Which makes me think of Thompson. How far, in the depths of WW11, could he even dream of restoring or improving the elite services of pre-war (which as a previous poster has noted, may have been as much about PR as real revenue)? It seems to me that a lot of what he was trying to do was around reliability and standardisation - OK some 30 years after Churchward. Cylinders, boilers (also of course incorporating the potential for newer manufacturing methods: you can now roll a barrel in two rings rather than three, so why wouldn't you.?) Arguably he went too far, too soon, at a time when innovation, even if it might ultimately prove to be the right path, was in the short term more costly/disruptive than 'business as usual', there being a war on and all that.

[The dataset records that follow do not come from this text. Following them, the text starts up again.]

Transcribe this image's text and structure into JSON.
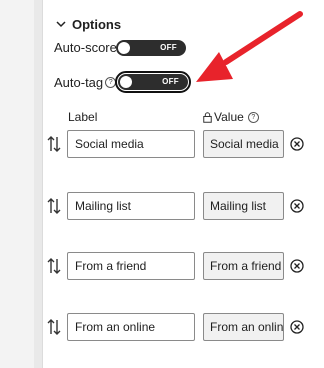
{
  "options": {
    "title": "Options",
    "auto_score_label": "Auto-score",
    "auto_score_state": "OFF",
    "auto_tag_label": "Auto-tag",
    "auto_tag_help": "?",
    "auto_tag_state": "OFF"
  },
  "columns": {
    "label": "Label",
    "value": "Value",
    "value_help": "?"
  },
  "rows": [
    {
      "label": "Social media",
      "value": "Social media"
    },
    {
      "label": "Mailing list",
      "value": "Mailing list"
    },
    {
      "label": "From a friend",
      "value": "From a friend"
    },
    {
      "label": "From an online",
      "value": "From an online"
    }
  ],
  "colors": {
    "accent_arrow": "#e8232b",
    "toggle_bg": "#2d2d2d",
    "panel_bg": "#ffffff"
  },
  "icons": [
    "chevron-down-icon",
    "help-icon",
    "lock-icon",
    "reorder-icon",
    "remove-circle-icon",
    "annotation-arrow-icon"
  ]
}
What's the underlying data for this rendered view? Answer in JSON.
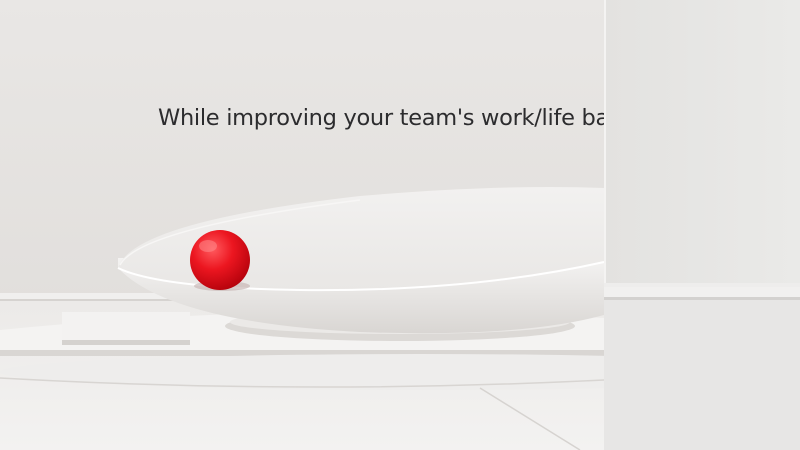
{
  "caption": {
    "text": "While improving your team's work/life balance"
  },
  "colors": {
    "background": "#e6e4e2",
    "ball_accent": "#e8101a",
    "caption_text": "#2c2c2e"
  }
}
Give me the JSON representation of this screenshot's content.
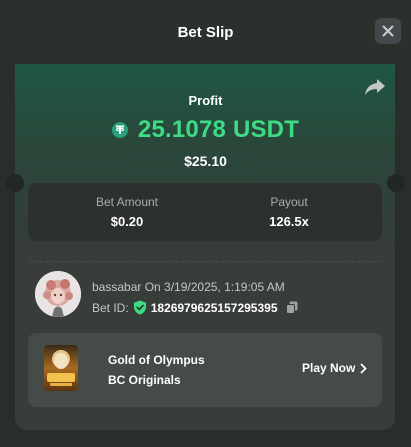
{
  "header": {
    "title": "Bet Slip",
    "close_icon": "close-icon"
  },
  "profit": {
    "label": "Profit",
    "value": "25.1078 USDT",
    "usd": "$25.10",
    "coin_icon": "tether-icon",
    "accent_color": "#3ddc84"
  },
  "stats": {
    "bet_amount": {
      "label": "Bet Amount",
      "value": "$0.20"
    },
    "payout": {
      "label": "Payout",
      "value": "126.5x"
    }
  },
  "bet": {
    "user_line": "bassabar On 3/19/2025, 1:19:05 AM",
    "bet_id_label": "Bet ID:",
    "bet_id": "1826979625157295395",
    "verified_icon": "shield-check-icon",
    "copy_icon": "copy-icon"
  },
  "game": {
    "name": "Gold of Olympus",
    "provider": "BC Originals",
    "action": "Play Now",
    "thumb_icon": "game-thumbnail",
    "arrow_icon": "chevron-right-icon"
  },
  "share_icon": "share-icon"
}
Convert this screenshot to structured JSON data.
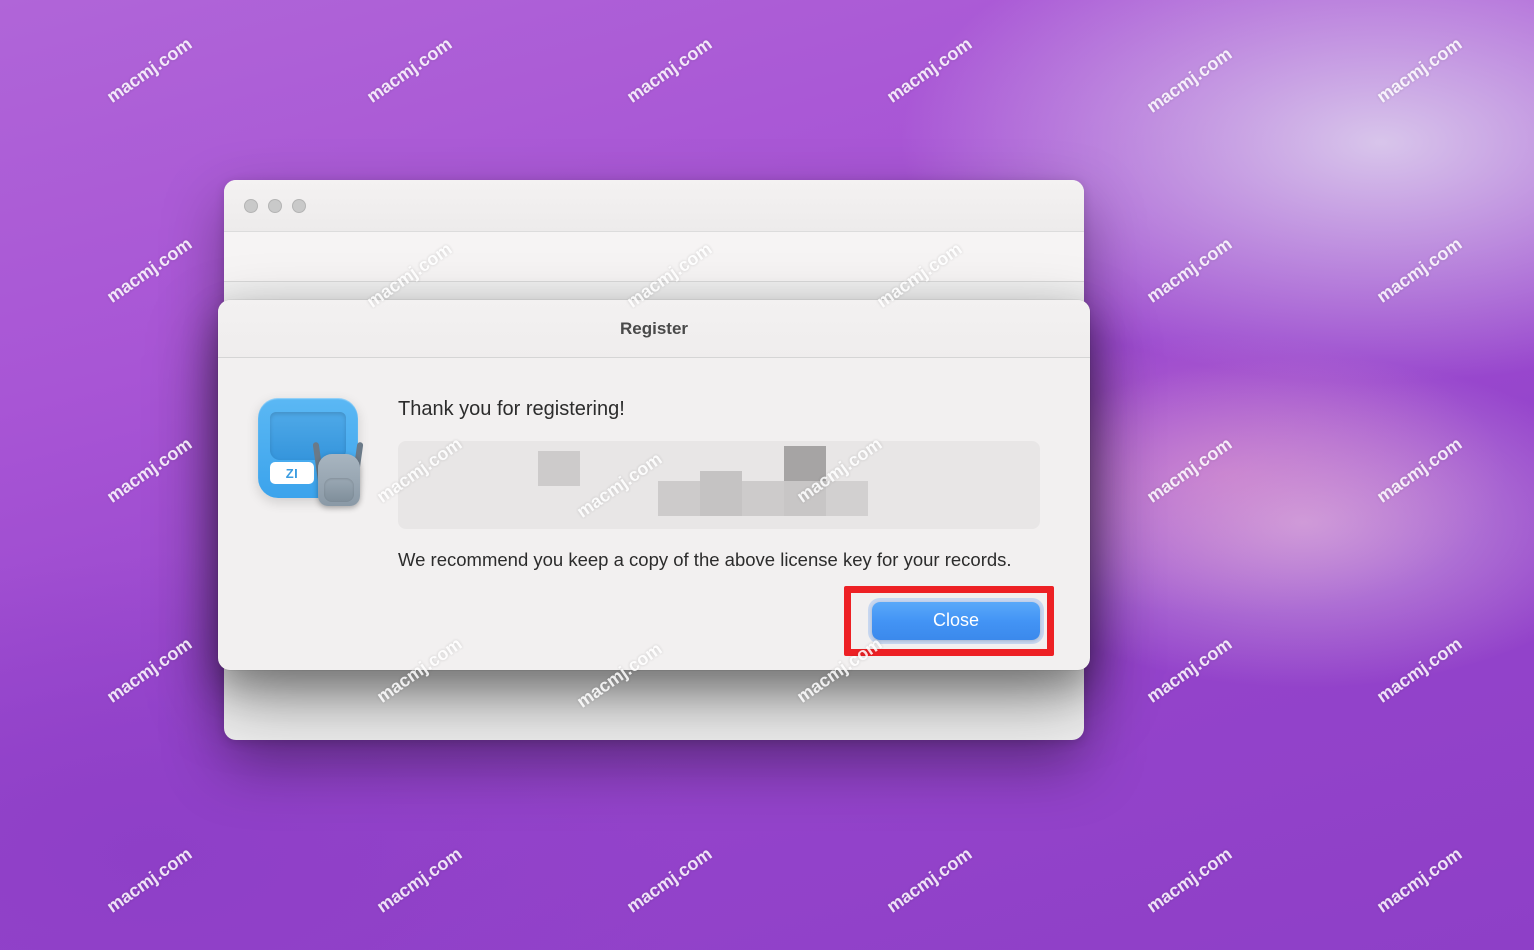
{
  "watermark_text": "macmj.com",
  "parent_window": {
    "traffic_light_state": "inactive"
  },
  "sheet": {
    "title": "Register",
    "app_icon": {
      "label_text": "ZI",
      "icon_name": "zip-archiver-backpack-icon"
    },
    "heading": "Thank you for registering!",
    "license_key": "",
    "recommendation": "We recommend you keep a copy of the above license key for your records.",
    "close_button_label": "Close"
  },
  "annotation": {
    "highlight_target": "close-button"
  }
}
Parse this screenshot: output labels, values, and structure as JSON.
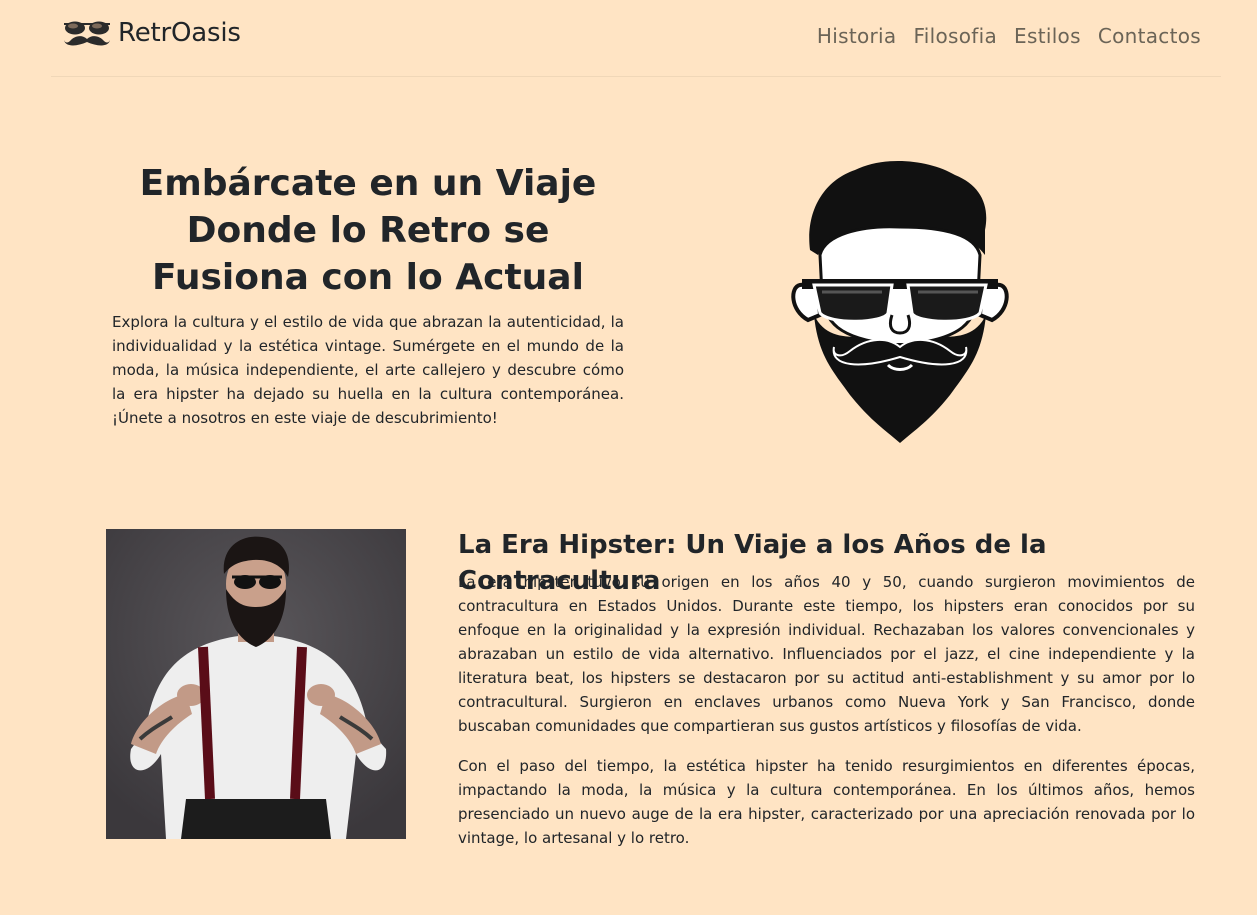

He had a strong North Eastern legacy, and that railway arguably had, even more than the GWR, a long tradition of standardisation - the Worsdell brothers and then Raven really tried not to introduce a new boiler diagram or a new wheel diameter or a new cylinder block design if they didn't have to, and also were famous for 'rebuilding' (one uses the term loosely and sometimes in accountancy terms) earlier locomotives to be for practical purposes identical to their new build successors. On the other hand, the NER tradition may have blinded him sometimes: Raven was keen on monobloc three-cylinder castings, which doesn't seem to have mattered. On Gresley designs, especially the V2, the monobloc was a weakness - one cylinder gone, you have to replace all three. (Off topic but you can argue the same with articulated train sets from the Silver Jubilee to the APT - an elegant solution, until something goes wrong).
Plus side, the monobloc cylinder casting is, as far as I know, the 'scientific' justification for the preservation of Green Arrow as part of the national collection - and also, consequentially, why she may never be returned to steam.
I trust readers will forgive these musings: like many other posters, if I assert something, it's really a request for more knowledgeable folks to show me I'm wrong!